# TapWeight

The code is an implementation of the TapWeight framework.

The molreweight repo contains the code of applying TapWeight to molecule property prediction.

The nlureweight repo contains the code of applying TapWeight to natural language understanding.

## Molecule Property Prediction

The code is based on the Imagemol [repo](https://github.com/HongxinXiang/ImageMol). To run the scripts, please follow instructions in processing data in Imagemol and put data path into the script.

To run the TapWeight framework, use the reweight_cls.sh script for classification tasks and reweight_reg.sh for regression tasks. 

We also provided an implementation of bi-level optimization framework (reweight_blo.py)  mentioned in ablation study section.  

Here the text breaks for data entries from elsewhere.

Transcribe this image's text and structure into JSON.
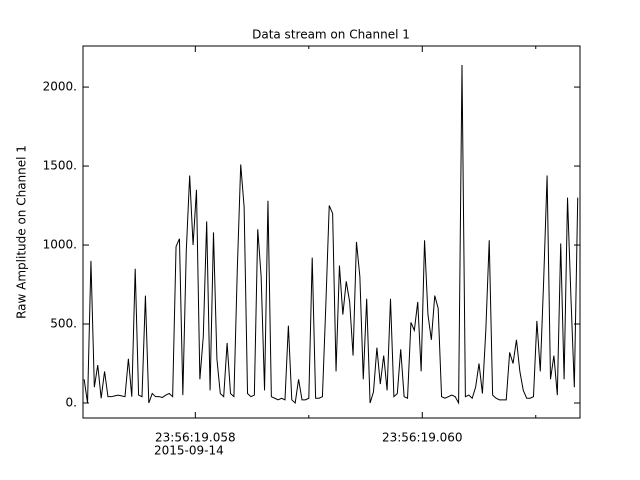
{
  "chart_data": {
    "type": "line",
    "title": "Data stream on Channel 1",
    "ylabel": "Raw Amplitude on Channel 1",
    "x_offset_label": "2015-09-14",
    "x": [
      19.05702,
      19.05705,
      19.05708,
      19.05711,
      19.05714,
      19.05717,
      19.0572,
      19.05723,
      19.05726,
      19.05729,
      19.05732,
      19.05735,
      19.05738,
      19.05741,
      19.05744,
      19.05747,
      19.0575,
      19.05753,
      19.05756,
      19.05759,
      19.05762,
      19.05765,
      19.05768,
      19.05771,
      19.05774,
      19.05777,
      19.0578,
      19.05783,
      19.05786,
      19.05789,
      19.05792,
      19.05795,
      19.05798,
      19.05801,
      19.05804,
      19.05807,
      19.0581,
      19.05813,
      19.05816,
      19.05819,
      19.05822,
      19.05825,
      19.05828,
      19.05831,
      19.05834,
      19.05837,
      19.0584,
      19.05843,
      19.05846,
      19.05849,
      19.05852,
      19.05855,
      19.05858,
      19.05861,
      19.05864,
      19.05867,
      19.0587,
      19.05873,
      19.05876,
      19.05879,
      19.05882,
      19.05885,
      19.05888,
      19.05891,
      19.05894,
      19.05897,
      19.059,
      19.05903,
      19.05906,
      19.05909,
      19.05912,
      19.05915,
      19.05918,
      19.05921,
      19.05924,
      19.05927,
      19.0593,
      19.05933,
      19.05936,
      19.05939,
      19.05942,
      19.05945,
      19.05948,
      19.05951,
      19.05954,
      19.05957,
      19.0596,
      19.05963,
      19.05966,
      19.05969,
      19.05972,
      19.05975,
      19.05978,
      19.05981,
      19.05984,
      19.05987,
      19.0599,
      19.05993,
      19.05996,
      19.05999,
      19.06002,
      19.06005,
      19.06008,
      19.06011,
      19.06014,
      19.06017,
      19.0602,
      19.06023,
      19.06026,
      19.06029,
      19.06032,
      19.06035,
      19.06038,
      19.06041,
      19.06044,
      19.06047,
      19.0605,
      19.06053,
      19.06056,
      19.06059,
      19.06062,
      19.06065,
      19.06068,
      19.06071,
      19.06074,
      19.06077,
      19.0608,
      19.06083,
      19.06086,
      19.06089,
      19.06092,
      19.06095,
      19.06098,
      19.06101,
      19.06104,
      19.06107,
      19.0611,
      19.06113,
      19.06116,
      19.06119,
      19.06122,
      19.06125,
      19.06128,
      19.06131,
      19.06134,
      19.06137
    ],
    "series": [
      {
        "name": "Channel 1",
        "color": "#000000",
        "values": [
          150,
          0,
          900,
          100,
          240,
          30,
          200,
          40,
          40,
          45,
          50,
          45,
          40,
          280,
          40,
          850,
          50,
          40,
          680,
          0,
          60,
          40,
          40,
          35,
          50,
          60,
          40,
          990,
          1040,
          50,
          960,
          1440,
          1000,
          1350,
          150,
          420,
          1150,
          80,
          1080,
          280,
          60,
          40,
          380,
          60,
          40,
          850,
          1510,
          1240,
          60,
          40,
          50,
          1100,
          800,
          80,
          1280,
          40,
          30,
          20,
          30,
          20,
          490,
          20,
          0,
          150,
          20,
          20,
          30,
          920,
          30,
          30,
          40,
          620,
          1250,
          1200,
          200,
          870,
          560,
          770,
          640,
          300,
          1020,
          800,
          150,
          660,
          0,
          70,
          350,
          120,
          300,
          80,
          660,
          40,
          60,
          340,
          40,
          30,
          510,
          460,
          640,
          200,
          1030,
          560,
          400,
          680,
          600,
          40,
          30,
          40,
          50,
          40,
          0,
          2140,
          40,
          50,
          30,
          100,
          250,
          60,
          460,
          1030,
          50,
          30,
          20,
          20,
          20,
          320,
          250,
          400,
          200,
          80,
          30,
          30,
          40,
          520,
          200,
          780,
          1440,
          150,
          300,
          50,
          1010,
          150,
          1300,
          670,
          100,
          1300
        ]
      }
    ],
    "xlim": [
      19.05701,
      19.06139
    ],
    "ylim": [
      -95,
      2260
    ],
    "xticks": [
      {
        "value": 19.058,
        "label": "23:56:19.058"
      },
      {
        "value": 19.06,
        "label": "23:56:19.060"
      }
    ],
    "xminor_ticks": [
      19.059,
      19.061
    ],
    "yticks": [
      {
        "value": 0,
        "label": "0."
      },
      {
        "value": 500,
        "label": "500."
      },
      {
        "value": 1000,
        "label": "1000."
      },
      {
        "value": 1500,
        "label": "1500."
      },
      {
        "value": 2000,
        "label": "2000."
      }
    ]
  }
}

## Natural Language Understanding

The code is based on the SimCSE [repo](https://github.com/princeton-nlp/SimCSE). To run the scripts, please follow instructions in processing data in SimCSE and put data path into the script.

To run the TapWeight framework, use the main.sh script.

## Retraining

TapWeight is a task-adaptive pretraining framework, so it is necessary to perform finetuning after running TapWeight to achieve optimal performance. For the two application above, implementation of finetuning can be found in their original repo. 

For example, the Imagemol repo contains code and instructions on how to finetune a checkpoint on a custom downstream dataset. To conduct retraining for TapWeight, simply replace the Imagemol checkpoint with TapWeight checkpoint.